Programmable Mode-based Memory Isolation

The principle of least privilege has shown to be a valuable building block for secure
computer systems. However, software does not always strictly adhere to the principle of
least privilege: The Heartbleed vulnerability specifically and buffer overflow vulnerabilities
and their impact in general show that the implementation of the principle of least privilege
in current software is still lacking. This can be partly attributed to the protection
mechanisms, such as paging, modern general-purpose processors offer. Paging, for
example, only offers coarse-grained protection on the level of pages and comes with
expensive protection domain switches due to the operating system’s involvement.
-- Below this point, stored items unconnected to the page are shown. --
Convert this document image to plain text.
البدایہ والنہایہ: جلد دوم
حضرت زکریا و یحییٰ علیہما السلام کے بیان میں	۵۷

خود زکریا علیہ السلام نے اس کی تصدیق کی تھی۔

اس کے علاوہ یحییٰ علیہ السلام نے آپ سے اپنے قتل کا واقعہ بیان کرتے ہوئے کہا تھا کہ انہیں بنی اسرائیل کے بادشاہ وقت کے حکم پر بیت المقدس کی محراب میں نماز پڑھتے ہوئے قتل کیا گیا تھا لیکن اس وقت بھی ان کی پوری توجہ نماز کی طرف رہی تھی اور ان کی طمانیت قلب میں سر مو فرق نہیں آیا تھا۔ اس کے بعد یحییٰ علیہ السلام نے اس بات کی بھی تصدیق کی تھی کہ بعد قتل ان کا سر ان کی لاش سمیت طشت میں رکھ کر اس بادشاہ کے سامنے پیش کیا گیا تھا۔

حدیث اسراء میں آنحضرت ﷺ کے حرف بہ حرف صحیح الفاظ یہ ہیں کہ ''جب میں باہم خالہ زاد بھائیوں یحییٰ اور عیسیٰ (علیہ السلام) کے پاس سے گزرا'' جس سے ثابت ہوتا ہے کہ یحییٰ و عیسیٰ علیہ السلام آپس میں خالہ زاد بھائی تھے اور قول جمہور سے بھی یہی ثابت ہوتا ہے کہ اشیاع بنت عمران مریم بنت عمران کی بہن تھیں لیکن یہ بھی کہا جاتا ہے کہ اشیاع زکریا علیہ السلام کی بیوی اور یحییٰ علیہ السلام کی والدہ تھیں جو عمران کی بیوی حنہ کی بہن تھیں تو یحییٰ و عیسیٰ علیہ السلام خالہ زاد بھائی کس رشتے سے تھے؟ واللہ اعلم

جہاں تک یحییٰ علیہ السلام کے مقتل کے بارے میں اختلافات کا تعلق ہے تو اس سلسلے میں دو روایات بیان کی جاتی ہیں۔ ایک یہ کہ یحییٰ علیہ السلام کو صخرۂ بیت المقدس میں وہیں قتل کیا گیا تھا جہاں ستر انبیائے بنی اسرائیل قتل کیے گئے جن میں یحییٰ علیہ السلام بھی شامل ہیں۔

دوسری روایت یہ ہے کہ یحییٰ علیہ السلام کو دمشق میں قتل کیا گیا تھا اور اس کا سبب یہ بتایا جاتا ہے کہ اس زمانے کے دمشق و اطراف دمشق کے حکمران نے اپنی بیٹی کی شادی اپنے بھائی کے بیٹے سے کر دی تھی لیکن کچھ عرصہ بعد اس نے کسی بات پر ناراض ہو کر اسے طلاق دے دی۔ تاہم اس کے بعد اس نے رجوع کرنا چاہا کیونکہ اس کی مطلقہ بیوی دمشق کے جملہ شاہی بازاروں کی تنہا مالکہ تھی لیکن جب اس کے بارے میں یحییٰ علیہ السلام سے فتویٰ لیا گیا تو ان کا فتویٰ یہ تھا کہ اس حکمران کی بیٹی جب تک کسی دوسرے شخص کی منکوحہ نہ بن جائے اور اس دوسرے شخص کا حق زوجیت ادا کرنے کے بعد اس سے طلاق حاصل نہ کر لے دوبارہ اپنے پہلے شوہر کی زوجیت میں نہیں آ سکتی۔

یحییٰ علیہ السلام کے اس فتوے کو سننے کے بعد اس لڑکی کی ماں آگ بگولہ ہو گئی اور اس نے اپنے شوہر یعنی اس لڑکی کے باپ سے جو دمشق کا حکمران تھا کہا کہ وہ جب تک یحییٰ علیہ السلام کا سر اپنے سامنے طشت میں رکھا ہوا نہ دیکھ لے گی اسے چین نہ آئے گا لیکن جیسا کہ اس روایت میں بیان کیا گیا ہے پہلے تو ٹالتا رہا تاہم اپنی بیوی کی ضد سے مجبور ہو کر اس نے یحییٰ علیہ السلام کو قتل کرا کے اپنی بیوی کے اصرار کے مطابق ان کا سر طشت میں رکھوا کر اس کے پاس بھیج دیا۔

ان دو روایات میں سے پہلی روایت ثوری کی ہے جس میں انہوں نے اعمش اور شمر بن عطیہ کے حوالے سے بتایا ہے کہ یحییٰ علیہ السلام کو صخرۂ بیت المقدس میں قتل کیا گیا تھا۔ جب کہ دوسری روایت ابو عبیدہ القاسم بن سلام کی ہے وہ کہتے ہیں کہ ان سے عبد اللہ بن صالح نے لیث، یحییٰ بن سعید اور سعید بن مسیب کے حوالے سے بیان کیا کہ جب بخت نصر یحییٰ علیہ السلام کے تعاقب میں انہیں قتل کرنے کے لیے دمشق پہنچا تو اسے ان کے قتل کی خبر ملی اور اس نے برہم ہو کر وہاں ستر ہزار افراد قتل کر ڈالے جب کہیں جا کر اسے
Novel
protection mechanisms that offer fine-grained protection together with fast protection
domain switches could lead to better adoption of the principle of least privilege. Several
novel protection mechanisms have been developed to alleviate this problem, but while
most of them achieve fine-grained memory protection, they often lack fast protection
domain switch operations. Such fast protection domain switches are invaluable for a
fine-grained and, thus, more secure adoption of the memory protection mechanism.
In this thesis, I develop a protection mechanism that allows users to create a fully
programmable tree-shaped hierarchy of protection domains that allows users to split
up their programs into fine-grained components, making them adhere more closely to
the principle of least privilege. The protection domains are called modes. The modes
are supplied with a segmentation-based approach for the fine-grained encoding of the
mode’s memory permissions and fast, explicit mode switch instructions. Using the
Gem5 simulator, the mode system design is implemented in the RISC-V architecture,
replacing the traditional protection-ring-based security mechanism. The performance and
functionality of this mode-based protection domain are then demonstrated by porting
the xv6 teaching operating system to it and using a set of microbenchmarks as well as
an application benchmark that securely sandboxes two libraries. Those benchmarks not
only show the functionality of the mode system bul also demonstrate a clear performance
advantage of the mode system over a protection approach that solely uses paging.

(Master Defense)